Он вдруг понял, что уже почти окончательно поверил, будто перед ним — его кровь. Вот отчего так смущали его слова когоруна, вот отчего Сольвейн омыл раны мальчика прежде своих, вот от чего места себе не находил сейчас… Но если не сын он тебе, Сольвейн? Что сделаешь с ним тогда? Пожалеешь ли, что омыл его раны? И что ответишь завтра Рунгару, когда снова спросит?..

Он очнулся и понял, что сидит в поту, тяжело дыша. Сердце колотилось, и член, налитый тяжёлой кровью, плотно прижимался к животу. Так отчего же, отчего ты забрал его себе, Сольвейн, когда увидел его глаза — оттого, что подумал про свою кровь и разделяющие вас восемнадцать зим, или всё-таки оттого, что и ныне, спустя восемнадцать зим, эти глаза лишают тебя рассудка, с чьего бы лица ни глядели они на тебя?..

Сольвейн вскочил и выбежал вон, забыв погасить лучину.

Когорунский пир ещё продолжался, и Сольвейн не без труда разыскал старого Корла. Старый Корл когда-то побывал в плену у кмелтов, год просидел у них в цепях и бежал, убив из них тридцать шесть человек. Он неплохо болтал по-кмелтски. Ныне он меньше воевал и больше советовал, зная кмелтов не много хуже, чем собственное племя; сам когорун, случалось, слушал его. Сейчас Корл грелся у огня, пока молодые барра забавлялись поодаль — под кем-то из них только что умерла рабыня, и теперь его с хохотом охаживали кнутами.

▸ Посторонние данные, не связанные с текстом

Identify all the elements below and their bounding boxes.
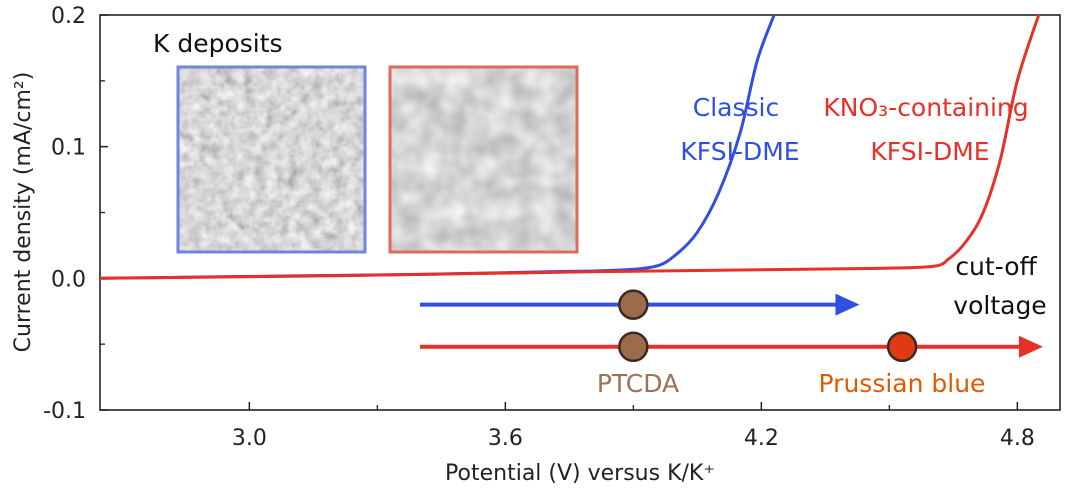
series-label-kno3: KNO₃-containing KFSI-DME — [823, 93, 1036, 166]
ptcda-label: PTCDA — [597, 369, 679, 398]
x-tick-label: 3.0 — [232, 426, 267, 451]
marker-1 — [618, 331, 649, 363]
cutoff-voltage-label: cut-off voltage — [953, 252, 1046, 320]
series-label-classic-line1: Classic — [693, 93, 779, 122]
cutoff-voltage-line2: voltage — [953, 291, 1046, 320]
y-tick-label: -0.1 — [43, 399, 86, 424]
y-tick-label: 0.1 — [51, 136, 86, 161]
range-arrow-head-0 — [835, 293, 860, 316]
sem-image-classic-border — [176, 65, 367, 254]
series-line-1 — [100, 15, 1041, 280]
sem-image-kno3-border — [388, 65, 579, 254]
k-deposits-insets — [176, 65, 579, 254]
cutoff-voltage-line1: cut-off — [955, 252, 1037, 281]
voltage-ranges — [420, 293, 1043, 358]
series-label-kno3-line2: KFSI-DME — [870, 137, 989, 166]
x-tick-label: 3.6 — [488, 426, 523, 451]
sem-image-classic — [178, 67, 365, 252]
marker-0 — [618, 289, 649, 320]
sem-image-kno3 — [390, 67, 577, 252]
series-label-classic: Classic KFSI-DME — [680, 93, 799, 166]
x-tick-label: 4.8 — [1000, 426, 1035, 451]
k-deposits-title: K deposits — [153, 29, 283, 58]
cathode-markers — [618, 289, 918, 363]
series-label-kno3-line1: KNO₃-containing — [823, 93, 1028, 122]
y-axis-title: Current density (mA/cm²) — [11, 72, 36, 353]
prussian-blue-label: Prussian blue — [819, 369, 986, 398]
x-axis-title: Potential (V) versus K/K⁺ — [445, 461, 715, 486]
range-arrow-head-1 — [1018, 335, 1043, 358]
series-label-classic-line2: KFSI-DME — [680, 137, 799, 166]
axis-ticks: 3.0 3.6 4.2 4.8 -0.1 0.0 0.1 0.2 — [43, 4, 1035, 451]
marker-2 — [886, 331, 918, 363]
x-tick-label: 4.2 — [744, 426, 779, 451]
y-tick-label: 0.2 — [51, 4, 86, 29]
y-tick-label: 0.0 — [51, 267, 86, 292]
series-group — [100, 15, 1041, 280]
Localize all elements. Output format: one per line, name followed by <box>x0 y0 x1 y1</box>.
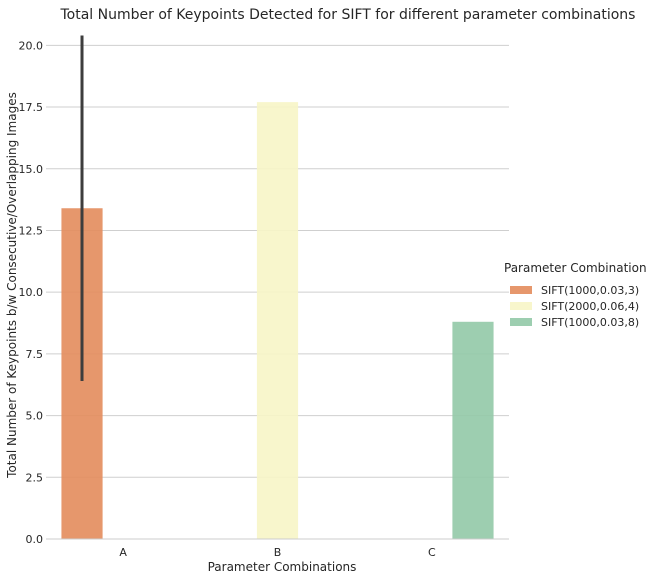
y-tick-label: 12.5 <box>19 224 44 237</box>
legend-label: SIFT(1000,0.03,8) <box>541 316 639 329</box>
y-axis-label: Total Number of Keypoints b/w Consecutiv… <box>5 92 19 479</box>
legend: Parameter Combinations SIFT(1000,0.03,3)… <box>504 261 646 329</box>
y-tick-label: 15.0 <box>19 163 44 176</box>
y-axis-ticks: 0.0 2.5 5.0 7.5 10.0 12.5 15.0 17.5 20.0 <box>19 39 44 546</box>
y-tick-label: 10.0 <box>19 286 44 299</box>
y-tick-label: 17.5 <box>19 101 44 114</box>
legend-label: SIFT(2000,0.06,4) <box>541 300 639 313</box>
y-tick-label: 7.5 <box>26 348 44 361</box>
bar <box>256 102 299 540</box>
x-axis-ticks: A B C <box>119 546 436 559</box>
chart-title: Total Number of Keypoints Detected for S… <box>60 7 636 23</box>
x-tick-label: B <box>274 546 282 559</box>
legend-swatch <box>510 286 532 294</box>
y-tick-label: 2.5 <box>26 471 44 484</box>
legend-label: SIFT(1000,0.03,3) <box>541 284 639 297</box>
legend-swatch <box>510 318 532 326</box>
bar <box>452 321 494 539</box>
y-tick-label: 5.0 <box>26 410 44 423</box>
y-tick-label: 0.0 <box>26 533 44 546</box>
x-tick-label: A <box>119 546 127 559</box>
x-tick-label: C <box>428 546 436 559</box>
x-axis-label: Parameter Combinations <box>208 560 357 574</box>
y-tick-label: 20.0 <box>19 39 44 52</box>
legend-items: SIFT(1000,0.03,3) SIFT(2000,0.06,4) SIFT(1… <box>510 284 639 329</box>
legend-title: Parameter Combinations <box>504 261 646 275</box>
legend-swatch <box>510 302 532 310</box>
bars <box>61 102 494 540</box>
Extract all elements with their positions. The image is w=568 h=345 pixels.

— Корл! — сказал Сольвейн, не садясь. — Как спросить на языке кмелтов: "Ты родом из этих мест?"

Старый Корл вскинул на Сольвейна единственный глаз — другим расплатился за побег из плена. Пошамкал плоскими губами. Сказал:

— Дар этай иннолеку?

Несколько слов, звучавших для Сольвейна, будто одно. Сольвейн повторил их — и, развернувшись, почти бегом кинулся обратно.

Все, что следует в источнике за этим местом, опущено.